Coal scam: Probe against CBI ex-chief to start as SC okays panel
NEW DELHI: The Supreme Court on Monday gave shape to a high-level team to probe whether former CBI director Ranjit Sinha’s alleged meetings with certain coal block allocation scam accused at his official residence last year led to dilution of charge-sheets against them.
The surfacing of the visitors’ diary and its submission by NGO Common Cause’s advocate Prashant Bhushan last year to the SC, which was monitoring investigations into the coal scam, had convinced the court to institute an inquiry headed by former CBI special director M L Sharma.
A bench comprising Justices Madan B Lokur, Kurian Joseph and A K Sikri approved the team selected by Sharma. It included three retired IPS officers – former Narcotics Control Bureau DG B B Mishra and two former senior superintendents of police in CBI Bhupinder Kumar and M C Joshi. Head constable in CBI’s economic offences wing in Mumbai Bhagat Singh will also be part of the inquiry team.
Attorney general Mukul Rohatgi said the court could fix the remuneration of the inquiry panel members. But the bench said it would like to get the panel’s assessment of the workload before fixing remuneration. The panel will give a report to the court on this on November 16.
The court also asked the CBI and the government to provide all relevant documents to the inquiry panel. Bhushan requested the court to empower the panel with summoning powers to ease their task of seeking presence of any person connected to the inquiry.
But the AG said since it was an SC-appointed inquiry panel, it would have inherent powers to summon persons it wanted to question and anyone not responding to such summons would be construed to be violating the apex court’s orders.
Sinha’s counsel Vikas Singh said his client should not be condemned before hearing his version. He said Sinha had rubbished the diary entries. But the bench said Sinha had a right to appear before the panel and put forth his version of the diary controversy.

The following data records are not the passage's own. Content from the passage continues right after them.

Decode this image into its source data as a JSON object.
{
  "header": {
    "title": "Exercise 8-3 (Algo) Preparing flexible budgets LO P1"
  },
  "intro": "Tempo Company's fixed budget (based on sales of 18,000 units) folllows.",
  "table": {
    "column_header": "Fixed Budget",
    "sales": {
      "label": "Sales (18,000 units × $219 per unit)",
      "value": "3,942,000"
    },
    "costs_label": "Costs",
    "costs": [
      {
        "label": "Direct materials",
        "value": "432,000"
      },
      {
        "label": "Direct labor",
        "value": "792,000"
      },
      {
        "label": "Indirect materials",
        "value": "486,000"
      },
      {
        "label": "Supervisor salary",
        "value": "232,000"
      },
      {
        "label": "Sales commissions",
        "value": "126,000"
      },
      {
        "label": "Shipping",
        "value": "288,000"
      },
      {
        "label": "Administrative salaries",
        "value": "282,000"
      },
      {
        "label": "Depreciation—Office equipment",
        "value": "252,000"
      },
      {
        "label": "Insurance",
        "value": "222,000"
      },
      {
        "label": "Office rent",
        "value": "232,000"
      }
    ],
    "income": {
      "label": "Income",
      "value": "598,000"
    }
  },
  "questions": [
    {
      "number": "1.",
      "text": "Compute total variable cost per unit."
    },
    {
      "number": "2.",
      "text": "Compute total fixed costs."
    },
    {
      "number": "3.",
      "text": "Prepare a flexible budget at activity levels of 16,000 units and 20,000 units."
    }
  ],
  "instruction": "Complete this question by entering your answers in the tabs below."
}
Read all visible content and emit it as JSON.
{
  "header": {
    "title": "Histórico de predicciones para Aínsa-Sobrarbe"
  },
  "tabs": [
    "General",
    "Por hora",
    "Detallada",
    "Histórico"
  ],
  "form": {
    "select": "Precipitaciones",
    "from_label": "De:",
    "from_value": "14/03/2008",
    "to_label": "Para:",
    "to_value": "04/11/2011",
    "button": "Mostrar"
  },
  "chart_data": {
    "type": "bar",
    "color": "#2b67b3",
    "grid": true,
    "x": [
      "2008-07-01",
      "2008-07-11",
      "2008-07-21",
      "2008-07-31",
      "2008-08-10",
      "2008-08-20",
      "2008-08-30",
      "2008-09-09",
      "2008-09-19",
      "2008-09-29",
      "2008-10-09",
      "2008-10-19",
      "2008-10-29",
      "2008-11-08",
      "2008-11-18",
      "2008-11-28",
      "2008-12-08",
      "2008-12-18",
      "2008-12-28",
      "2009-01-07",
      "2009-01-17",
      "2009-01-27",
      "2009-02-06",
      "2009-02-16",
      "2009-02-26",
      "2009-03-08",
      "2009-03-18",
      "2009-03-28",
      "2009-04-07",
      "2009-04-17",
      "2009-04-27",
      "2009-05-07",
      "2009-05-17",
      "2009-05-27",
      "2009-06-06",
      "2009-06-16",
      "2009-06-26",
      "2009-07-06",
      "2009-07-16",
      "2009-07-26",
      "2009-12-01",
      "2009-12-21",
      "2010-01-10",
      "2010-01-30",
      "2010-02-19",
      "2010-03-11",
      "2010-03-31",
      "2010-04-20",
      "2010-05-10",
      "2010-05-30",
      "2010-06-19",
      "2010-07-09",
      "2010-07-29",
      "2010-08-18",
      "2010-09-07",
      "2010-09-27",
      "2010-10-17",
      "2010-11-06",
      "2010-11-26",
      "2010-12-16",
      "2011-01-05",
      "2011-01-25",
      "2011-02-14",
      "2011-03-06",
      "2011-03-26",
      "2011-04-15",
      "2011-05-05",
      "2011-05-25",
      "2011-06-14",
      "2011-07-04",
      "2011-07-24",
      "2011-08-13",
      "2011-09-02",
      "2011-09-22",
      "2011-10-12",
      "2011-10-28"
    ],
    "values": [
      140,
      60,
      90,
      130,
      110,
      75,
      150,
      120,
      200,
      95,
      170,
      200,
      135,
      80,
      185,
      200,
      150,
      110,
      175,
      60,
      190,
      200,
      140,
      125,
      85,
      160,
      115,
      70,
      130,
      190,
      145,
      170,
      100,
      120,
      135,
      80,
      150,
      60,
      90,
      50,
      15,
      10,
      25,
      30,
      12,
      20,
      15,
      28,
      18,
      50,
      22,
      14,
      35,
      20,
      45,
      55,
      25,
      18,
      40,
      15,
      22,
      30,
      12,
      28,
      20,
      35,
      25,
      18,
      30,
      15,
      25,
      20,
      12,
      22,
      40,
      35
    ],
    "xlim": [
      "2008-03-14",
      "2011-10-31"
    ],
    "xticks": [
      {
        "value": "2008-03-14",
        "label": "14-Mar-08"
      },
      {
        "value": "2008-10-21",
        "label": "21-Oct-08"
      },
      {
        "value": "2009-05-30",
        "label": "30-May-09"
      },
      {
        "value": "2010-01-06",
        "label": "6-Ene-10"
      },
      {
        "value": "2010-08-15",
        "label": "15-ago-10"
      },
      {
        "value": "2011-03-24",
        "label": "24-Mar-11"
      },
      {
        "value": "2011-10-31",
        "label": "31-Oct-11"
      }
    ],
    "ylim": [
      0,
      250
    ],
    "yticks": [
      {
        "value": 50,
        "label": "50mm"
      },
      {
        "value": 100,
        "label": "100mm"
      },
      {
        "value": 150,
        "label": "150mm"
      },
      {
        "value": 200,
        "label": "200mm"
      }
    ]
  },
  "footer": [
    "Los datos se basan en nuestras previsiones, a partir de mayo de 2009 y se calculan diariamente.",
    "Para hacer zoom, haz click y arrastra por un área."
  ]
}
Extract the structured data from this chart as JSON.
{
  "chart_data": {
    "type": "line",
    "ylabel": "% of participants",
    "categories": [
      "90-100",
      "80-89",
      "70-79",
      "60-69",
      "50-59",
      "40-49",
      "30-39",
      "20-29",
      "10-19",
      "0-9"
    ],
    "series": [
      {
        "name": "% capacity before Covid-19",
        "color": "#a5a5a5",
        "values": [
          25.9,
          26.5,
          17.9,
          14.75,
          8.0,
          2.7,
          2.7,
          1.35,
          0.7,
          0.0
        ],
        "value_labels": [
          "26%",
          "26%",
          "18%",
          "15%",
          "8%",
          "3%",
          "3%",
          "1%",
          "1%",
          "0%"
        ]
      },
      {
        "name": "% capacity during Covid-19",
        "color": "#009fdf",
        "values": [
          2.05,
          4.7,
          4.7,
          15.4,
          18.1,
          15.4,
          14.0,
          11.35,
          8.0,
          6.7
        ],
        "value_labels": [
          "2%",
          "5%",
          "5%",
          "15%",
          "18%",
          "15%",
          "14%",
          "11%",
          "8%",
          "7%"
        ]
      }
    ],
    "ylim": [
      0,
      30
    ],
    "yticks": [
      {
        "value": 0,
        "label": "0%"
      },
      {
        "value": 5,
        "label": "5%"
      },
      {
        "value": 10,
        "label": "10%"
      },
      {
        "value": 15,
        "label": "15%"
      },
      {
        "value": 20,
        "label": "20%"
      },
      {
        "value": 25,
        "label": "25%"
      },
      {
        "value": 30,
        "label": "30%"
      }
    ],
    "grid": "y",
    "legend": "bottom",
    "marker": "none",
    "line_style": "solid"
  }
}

The SC had on May 14 held that an inquiry was required into the diary episode. It had said, “A view was taken that Sinha should be directed not to interfere in the investigations in that case and that, coupled with his meeting accused persons in the coal block allocation case without the investigating officer being present, is enough to persuade us that some further inquiry is necessary to ensure that the investigations have been fair in the coal block allocation cases where Sinha has had one or more meetings with one or more accused persons.
“Since we have held that it was completely inappropriate for Ranjit Sinha to have met persons accused in the coal block allocation case without the investigating officer being present or without the investigating team being present, it is necessary to look into the question whether any one or more such meetings of Sinha with accused persons without the investigating officer have had any impact on the investigations and subsequent charge sheets or closure reports filed by the CBI.”